Treatment Interruption

Coverage provided by Calvin Cohen, M.D.

February 6, 2001

Dr. V. Miller and her colleagues in several European clinical sites were among the first to report that stopping treatment in those not fully suppressed may somehow improve the success of the next regimen, as compared to just switching from one combination to another. While this is still uncertain, and is the focus of two U.S. randomized studies, this follow-up poster presented an analysis of factors observed in those who do interrupt.

These data reflect the outcomes of those who chose to stop a regimen not fully suppressive, and who stopped this regimen for at least two months before starting a new combination. In all, 252 people fit this category. Of note, however, is that there are risks associated with interruptions, as this group had a CD4 drop of about 100 cells. The lowest CD4 that a patient had experienced was one predictor of how low the CD4 count would go during this interruption. In addition, those whose CD4 counts had increased the most over time prior to the interruption were at risk for losing a higher number of CD4 cells during the interruption. Together these suggest something somewhat fragile about the degree of immune reconstitution we get with antivirals.

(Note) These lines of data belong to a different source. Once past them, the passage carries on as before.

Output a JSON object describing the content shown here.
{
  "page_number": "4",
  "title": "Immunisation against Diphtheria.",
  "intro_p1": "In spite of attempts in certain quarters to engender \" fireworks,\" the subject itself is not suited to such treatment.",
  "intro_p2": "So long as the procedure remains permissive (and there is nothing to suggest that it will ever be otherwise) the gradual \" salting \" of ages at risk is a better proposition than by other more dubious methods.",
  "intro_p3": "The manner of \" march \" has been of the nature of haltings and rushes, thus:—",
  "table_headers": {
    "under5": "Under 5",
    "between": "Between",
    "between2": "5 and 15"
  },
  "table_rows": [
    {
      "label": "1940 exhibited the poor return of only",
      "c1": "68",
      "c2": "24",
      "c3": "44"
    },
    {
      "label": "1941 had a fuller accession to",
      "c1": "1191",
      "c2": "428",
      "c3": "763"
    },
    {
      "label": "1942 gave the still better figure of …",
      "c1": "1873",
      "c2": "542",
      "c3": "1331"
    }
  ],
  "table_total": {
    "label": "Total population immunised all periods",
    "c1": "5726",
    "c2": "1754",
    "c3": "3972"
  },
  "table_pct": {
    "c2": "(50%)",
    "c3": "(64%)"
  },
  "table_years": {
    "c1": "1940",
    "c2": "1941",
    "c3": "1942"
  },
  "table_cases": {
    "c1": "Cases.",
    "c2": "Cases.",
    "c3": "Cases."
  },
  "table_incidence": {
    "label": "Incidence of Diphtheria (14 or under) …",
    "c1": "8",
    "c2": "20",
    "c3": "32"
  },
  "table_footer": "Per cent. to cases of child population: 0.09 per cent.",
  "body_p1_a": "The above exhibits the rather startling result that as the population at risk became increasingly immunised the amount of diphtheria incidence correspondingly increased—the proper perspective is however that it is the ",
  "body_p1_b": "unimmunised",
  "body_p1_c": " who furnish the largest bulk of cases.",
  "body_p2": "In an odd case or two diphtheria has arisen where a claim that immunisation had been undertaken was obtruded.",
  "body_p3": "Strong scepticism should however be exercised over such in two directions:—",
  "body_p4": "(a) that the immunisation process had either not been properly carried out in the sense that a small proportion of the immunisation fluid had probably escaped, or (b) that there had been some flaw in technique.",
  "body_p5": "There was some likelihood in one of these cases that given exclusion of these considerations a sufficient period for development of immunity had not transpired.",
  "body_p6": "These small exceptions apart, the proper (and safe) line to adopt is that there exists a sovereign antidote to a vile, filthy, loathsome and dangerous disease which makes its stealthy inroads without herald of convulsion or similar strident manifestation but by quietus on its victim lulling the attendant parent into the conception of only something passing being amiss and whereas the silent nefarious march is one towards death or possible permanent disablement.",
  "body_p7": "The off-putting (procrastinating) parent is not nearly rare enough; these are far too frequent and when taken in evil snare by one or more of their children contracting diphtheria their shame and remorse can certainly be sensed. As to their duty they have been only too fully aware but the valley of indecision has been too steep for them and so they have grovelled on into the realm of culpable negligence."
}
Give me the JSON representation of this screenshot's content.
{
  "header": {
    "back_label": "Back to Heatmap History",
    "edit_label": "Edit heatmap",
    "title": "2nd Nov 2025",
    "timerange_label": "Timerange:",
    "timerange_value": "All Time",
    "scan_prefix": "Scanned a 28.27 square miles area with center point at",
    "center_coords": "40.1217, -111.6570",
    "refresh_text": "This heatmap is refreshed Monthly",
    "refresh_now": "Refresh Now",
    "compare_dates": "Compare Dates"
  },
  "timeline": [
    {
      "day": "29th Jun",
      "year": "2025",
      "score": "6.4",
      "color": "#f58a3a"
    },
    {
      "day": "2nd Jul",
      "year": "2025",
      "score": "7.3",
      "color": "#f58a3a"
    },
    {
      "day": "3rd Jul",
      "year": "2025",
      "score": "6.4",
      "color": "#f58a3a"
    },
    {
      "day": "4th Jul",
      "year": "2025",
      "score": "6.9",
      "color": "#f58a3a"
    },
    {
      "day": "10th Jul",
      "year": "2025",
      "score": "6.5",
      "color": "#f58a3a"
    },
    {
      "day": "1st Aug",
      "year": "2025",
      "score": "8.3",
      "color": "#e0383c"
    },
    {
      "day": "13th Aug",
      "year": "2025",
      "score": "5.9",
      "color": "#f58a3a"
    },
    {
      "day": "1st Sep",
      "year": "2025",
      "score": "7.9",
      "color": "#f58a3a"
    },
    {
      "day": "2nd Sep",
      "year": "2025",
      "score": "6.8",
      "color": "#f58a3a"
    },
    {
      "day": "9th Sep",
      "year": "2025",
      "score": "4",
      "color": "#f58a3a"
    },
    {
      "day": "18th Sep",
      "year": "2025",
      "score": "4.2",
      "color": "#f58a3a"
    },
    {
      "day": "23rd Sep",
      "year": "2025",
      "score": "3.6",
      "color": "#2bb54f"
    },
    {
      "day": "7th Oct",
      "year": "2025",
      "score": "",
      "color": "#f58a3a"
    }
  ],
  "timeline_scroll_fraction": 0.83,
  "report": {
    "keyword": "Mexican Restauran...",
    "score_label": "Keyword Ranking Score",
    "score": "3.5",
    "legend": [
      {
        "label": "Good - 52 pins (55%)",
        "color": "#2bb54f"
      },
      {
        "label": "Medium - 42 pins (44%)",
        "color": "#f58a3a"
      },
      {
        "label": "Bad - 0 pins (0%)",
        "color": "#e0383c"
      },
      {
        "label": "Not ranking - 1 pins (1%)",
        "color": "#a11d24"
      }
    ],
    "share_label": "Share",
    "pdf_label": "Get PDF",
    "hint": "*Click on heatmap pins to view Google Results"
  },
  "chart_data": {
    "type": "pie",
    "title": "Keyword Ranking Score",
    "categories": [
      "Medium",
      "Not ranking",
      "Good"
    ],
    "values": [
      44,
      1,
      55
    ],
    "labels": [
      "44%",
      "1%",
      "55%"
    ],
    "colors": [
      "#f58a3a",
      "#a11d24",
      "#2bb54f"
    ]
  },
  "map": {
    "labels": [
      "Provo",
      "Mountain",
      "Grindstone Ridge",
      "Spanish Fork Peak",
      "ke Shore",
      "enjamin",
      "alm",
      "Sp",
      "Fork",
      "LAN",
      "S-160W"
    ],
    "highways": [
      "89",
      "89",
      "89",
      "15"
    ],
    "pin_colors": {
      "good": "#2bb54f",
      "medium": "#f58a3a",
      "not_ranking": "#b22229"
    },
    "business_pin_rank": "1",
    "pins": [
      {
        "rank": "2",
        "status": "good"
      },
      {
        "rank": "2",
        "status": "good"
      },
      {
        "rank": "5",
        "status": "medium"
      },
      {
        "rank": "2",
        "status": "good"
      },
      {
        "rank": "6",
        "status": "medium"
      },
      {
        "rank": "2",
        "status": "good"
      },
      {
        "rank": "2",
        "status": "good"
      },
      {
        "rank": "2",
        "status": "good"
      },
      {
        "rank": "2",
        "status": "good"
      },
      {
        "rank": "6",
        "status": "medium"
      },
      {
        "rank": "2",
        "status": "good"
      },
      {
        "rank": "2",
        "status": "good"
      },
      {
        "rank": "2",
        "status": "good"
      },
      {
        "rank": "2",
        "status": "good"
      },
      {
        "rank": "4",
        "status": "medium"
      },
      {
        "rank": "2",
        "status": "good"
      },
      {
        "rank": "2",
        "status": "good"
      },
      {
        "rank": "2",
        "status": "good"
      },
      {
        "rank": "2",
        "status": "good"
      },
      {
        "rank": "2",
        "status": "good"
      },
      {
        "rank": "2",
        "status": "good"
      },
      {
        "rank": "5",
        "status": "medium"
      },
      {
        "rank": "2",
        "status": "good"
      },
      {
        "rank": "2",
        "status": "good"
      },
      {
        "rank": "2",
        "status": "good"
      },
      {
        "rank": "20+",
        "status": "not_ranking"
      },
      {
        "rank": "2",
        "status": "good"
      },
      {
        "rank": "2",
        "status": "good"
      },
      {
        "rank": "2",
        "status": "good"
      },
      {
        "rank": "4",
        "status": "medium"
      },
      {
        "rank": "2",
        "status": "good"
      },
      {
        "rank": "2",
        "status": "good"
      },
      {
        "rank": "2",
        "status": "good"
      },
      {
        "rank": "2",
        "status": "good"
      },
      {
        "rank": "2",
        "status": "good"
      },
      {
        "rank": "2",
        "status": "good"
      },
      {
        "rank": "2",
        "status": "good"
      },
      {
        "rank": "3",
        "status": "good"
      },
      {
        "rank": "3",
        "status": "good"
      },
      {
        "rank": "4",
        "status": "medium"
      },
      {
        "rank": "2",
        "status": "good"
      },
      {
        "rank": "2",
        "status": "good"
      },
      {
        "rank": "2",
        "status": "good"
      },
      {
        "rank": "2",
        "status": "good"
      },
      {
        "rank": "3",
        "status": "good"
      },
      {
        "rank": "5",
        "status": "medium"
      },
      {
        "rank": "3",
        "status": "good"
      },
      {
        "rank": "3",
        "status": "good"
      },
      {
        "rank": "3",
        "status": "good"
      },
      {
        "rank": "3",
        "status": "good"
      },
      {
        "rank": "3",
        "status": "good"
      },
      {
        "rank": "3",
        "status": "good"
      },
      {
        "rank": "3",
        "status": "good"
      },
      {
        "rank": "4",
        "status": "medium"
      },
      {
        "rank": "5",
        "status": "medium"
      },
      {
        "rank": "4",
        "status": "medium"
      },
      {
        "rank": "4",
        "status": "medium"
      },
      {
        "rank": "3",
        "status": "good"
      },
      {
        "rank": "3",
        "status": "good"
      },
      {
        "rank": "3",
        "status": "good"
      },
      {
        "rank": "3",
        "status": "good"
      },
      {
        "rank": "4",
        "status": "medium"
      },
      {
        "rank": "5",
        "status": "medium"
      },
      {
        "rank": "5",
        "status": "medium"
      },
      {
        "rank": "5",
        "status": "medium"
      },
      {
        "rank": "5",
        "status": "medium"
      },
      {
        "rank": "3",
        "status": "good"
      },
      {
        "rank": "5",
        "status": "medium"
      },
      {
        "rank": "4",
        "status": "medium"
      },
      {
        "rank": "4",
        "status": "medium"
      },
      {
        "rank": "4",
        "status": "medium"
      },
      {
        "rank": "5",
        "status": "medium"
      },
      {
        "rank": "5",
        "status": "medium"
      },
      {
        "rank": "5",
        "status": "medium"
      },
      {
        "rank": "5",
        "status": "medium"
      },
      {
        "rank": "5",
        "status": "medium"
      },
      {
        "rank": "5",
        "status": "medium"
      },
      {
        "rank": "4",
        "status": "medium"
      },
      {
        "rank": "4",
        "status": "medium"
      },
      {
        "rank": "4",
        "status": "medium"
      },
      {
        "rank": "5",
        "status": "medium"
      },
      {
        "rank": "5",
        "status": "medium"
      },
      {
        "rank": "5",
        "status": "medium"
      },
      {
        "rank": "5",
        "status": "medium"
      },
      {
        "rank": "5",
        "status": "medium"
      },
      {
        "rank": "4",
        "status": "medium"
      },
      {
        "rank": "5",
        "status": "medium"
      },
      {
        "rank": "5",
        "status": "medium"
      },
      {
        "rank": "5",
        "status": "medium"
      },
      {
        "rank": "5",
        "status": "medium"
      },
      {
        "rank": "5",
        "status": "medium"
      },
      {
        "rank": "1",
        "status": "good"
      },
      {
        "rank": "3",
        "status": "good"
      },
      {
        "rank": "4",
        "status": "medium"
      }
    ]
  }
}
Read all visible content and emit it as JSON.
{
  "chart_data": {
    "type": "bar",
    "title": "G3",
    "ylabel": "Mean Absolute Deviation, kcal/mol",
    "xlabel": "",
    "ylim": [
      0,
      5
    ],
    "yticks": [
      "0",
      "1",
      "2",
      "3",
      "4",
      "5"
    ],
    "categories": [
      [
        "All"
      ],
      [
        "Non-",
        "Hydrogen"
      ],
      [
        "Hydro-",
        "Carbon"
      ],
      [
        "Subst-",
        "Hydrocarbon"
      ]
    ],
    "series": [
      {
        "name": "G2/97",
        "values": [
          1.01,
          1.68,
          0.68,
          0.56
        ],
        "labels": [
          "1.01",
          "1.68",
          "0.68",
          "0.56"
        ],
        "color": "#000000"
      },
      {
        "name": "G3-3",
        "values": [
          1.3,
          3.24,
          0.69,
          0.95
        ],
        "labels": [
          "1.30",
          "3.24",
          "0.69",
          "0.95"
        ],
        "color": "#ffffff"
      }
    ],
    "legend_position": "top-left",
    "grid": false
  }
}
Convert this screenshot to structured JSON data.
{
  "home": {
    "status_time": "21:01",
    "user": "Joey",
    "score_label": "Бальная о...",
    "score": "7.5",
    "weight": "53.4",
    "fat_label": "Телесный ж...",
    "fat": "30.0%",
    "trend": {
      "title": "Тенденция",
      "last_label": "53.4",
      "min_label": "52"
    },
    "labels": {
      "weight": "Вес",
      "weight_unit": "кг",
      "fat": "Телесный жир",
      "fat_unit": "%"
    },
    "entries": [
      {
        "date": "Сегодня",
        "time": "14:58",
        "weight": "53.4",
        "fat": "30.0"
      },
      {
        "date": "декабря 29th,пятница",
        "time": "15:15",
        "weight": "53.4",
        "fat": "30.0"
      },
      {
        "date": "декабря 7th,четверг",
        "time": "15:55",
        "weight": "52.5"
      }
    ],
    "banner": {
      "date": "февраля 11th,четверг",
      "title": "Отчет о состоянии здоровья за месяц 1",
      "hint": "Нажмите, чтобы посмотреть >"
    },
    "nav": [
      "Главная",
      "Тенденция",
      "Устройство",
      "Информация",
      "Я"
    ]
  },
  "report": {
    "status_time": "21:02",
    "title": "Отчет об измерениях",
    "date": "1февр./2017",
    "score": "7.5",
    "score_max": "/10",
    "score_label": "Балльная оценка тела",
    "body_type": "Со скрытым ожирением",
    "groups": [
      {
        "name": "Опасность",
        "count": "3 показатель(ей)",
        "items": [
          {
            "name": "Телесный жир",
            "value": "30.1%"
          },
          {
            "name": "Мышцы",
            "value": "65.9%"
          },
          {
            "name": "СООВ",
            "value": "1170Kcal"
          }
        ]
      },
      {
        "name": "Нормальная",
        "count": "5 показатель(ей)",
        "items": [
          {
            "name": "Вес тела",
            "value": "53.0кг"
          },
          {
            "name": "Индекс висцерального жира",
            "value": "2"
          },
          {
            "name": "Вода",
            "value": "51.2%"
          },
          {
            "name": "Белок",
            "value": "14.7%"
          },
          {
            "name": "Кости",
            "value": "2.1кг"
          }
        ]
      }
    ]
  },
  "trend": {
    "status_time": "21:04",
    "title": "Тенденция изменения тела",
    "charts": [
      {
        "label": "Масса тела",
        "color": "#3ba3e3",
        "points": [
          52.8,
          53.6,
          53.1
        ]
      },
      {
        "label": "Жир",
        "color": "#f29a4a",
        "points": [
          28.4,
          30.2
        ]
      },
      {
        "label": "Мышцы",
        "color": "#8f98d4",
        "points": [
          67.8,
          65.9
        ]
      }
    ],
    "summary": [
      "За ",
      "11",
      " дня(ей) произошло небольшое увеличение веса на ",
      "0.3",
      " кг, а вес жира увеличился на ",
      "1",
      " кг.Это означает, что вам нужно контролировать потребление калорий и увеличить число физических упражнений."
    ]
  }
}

On average, there was an increase in the viral load for those who stopped medication of between a half and one log -- however the peak viral load during the interruption did not appear to have an impact on the success of the next regimen. After a restart, the group experienced about a 1.5 log drop, and about 60% achieved a viral load below 500 copies on this next regimen. The CD4 counts did slowly increase, but it appeared to take many months to do so -- about 70% got back their CD4 counts lost during the interruption after about two years. On average there was a 50 cell increase in the CD4 counts over the next year.

From this data set, some have used treatment interruption as one way to potentially improve the response when going from one failing regimen to another, hopefully more active, regimen. While stopping may ultimately be shown to improve virus suppression rates, it may also be associated with significant drops in the CD4 counts, the clinical impact of which is as yet undefined but suggests caution. Based on these data, those with a very low CD4 in their history should be especially cautious if undergoing a treatment interruption, as they may wind up closer to this count shortly after stopping antivirals.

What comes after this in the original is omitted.